Illustrations by Howard Munce

(page 1 of 2)

Every now and then a gape-mouthed stranger lands on the stately front porch of 63 Park Street, evidently trying to channel the ghost of Maxwell E. Perkins.

Sandra Bergmann, who owns the house with her architect husband, Richard, tries to dissuade these strangers in her kindly way, but after an article appears somewhere (uh-oh), she’ll look out her window to find some poor soul lost in reverie, no doubt contemplating the brave adolescence of our national literature. “There’s a whole Maxwell Perkins cult out there,” Sandra tells a visitor who she believes has come here for journalistic purposes but is secretly a cult member himself.

Max Perkins, who died sixty-two years ago this June, was the most important American literary figure that you may never have heard of.
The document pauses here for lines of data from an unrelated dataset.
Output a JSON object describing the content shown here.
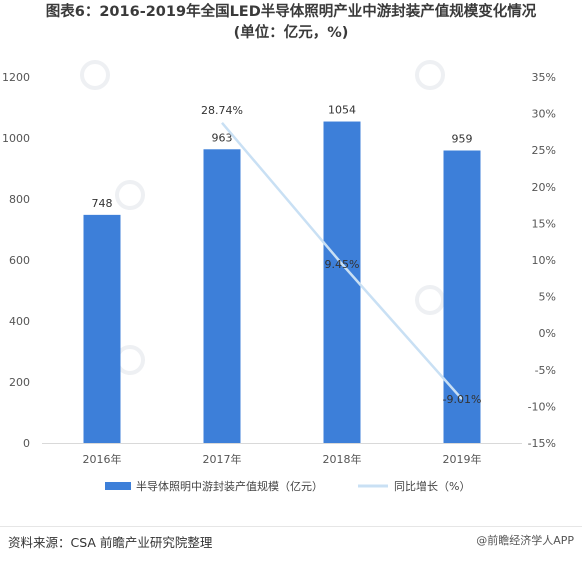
{
  "title": {
    "line1": "图表6：2016-2019年全国LED半导体照明产业中游封装产值规模变化情况",
    "line2": "(单位：亿元，%)"
  },
  "source": "资料来源：CSA 前瞻产业研究院整理",
  "brand": "@前瞻经济学人APP",
  "colors": {
    "bar": "#3d7fd9",
    "line": "#c9e0f4",
    "axis": "#d9d9d9",
    "text": "#555555"
  },
  "chart_data": {
    "type": "bar",
    "categories": [
      "2016年",
      "2017年",
      "2018年",
      "2019年"
    ],
    "series": [
      {
        "name": "半导体照明中游封装产值规模（亿元）",
        "type": "bar",
        "axis": "left",
        "values": [
          748,
          963,
          1054,
          959
        ],
        "labels": [
          "748",
          "963",
          "1054",
          "959"
        ]
      },
      {
        "name": "同比增长（%）",
        "type": "line",
        "axis": "right",
        "x": [
          "2017年",
          "2018年",
          "2019年"
        ],
        "values": [
          28.74,
          9.45,
          -9.01
        ],
        "labels": [
          "28.74%",
          "9.45%",
          "-9.01%"
        ]
      }
    ],
    "y_left": {
      "lim": [
        0,
        1200
      ],
      "ticks": [
        0,
        200,
        400,
        600,
        800,
        1000,
        1200
      ],
      "tick_labels": [
        "0",
        "200",
        "400",
        "600",
        "800",
        "1000",
        "1200"
      ]
    },
    "y_right": {
      "lim": [
        -15,
        35
      ],
      "ticks": [
        -15,
        -10,
        -5,
        0,
        5,
        10,
        15,
        20,
        25,
        30,
        35
      ],
      "tick_labels": [
        "-15%",
        "-10%",
        "-5%",
        "0%",
        "5%",
        "10%",
        "15%",
        "20%",
        "25%",
        "30%",
        "35%"
      ]
    },
    "grid": false,
    "legend": "bottom"
  }
}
He wrote no books of his own; his daughters insisted he couldn’t spell or punctuate; and his rivals thought him unsophisticated. Yet as a book editor for Charles Scribner’s Sons, where he worked from 1914 until his death in 1947, he possessed a matchless internal compass about writers and writing, shepherding into print the great works of F. Scott Fitzgerald, Ernest Hemingway, Thomas Wolfe, Edmund Wilson, Ring Lardner and Marjorie Kinnan Rawlings.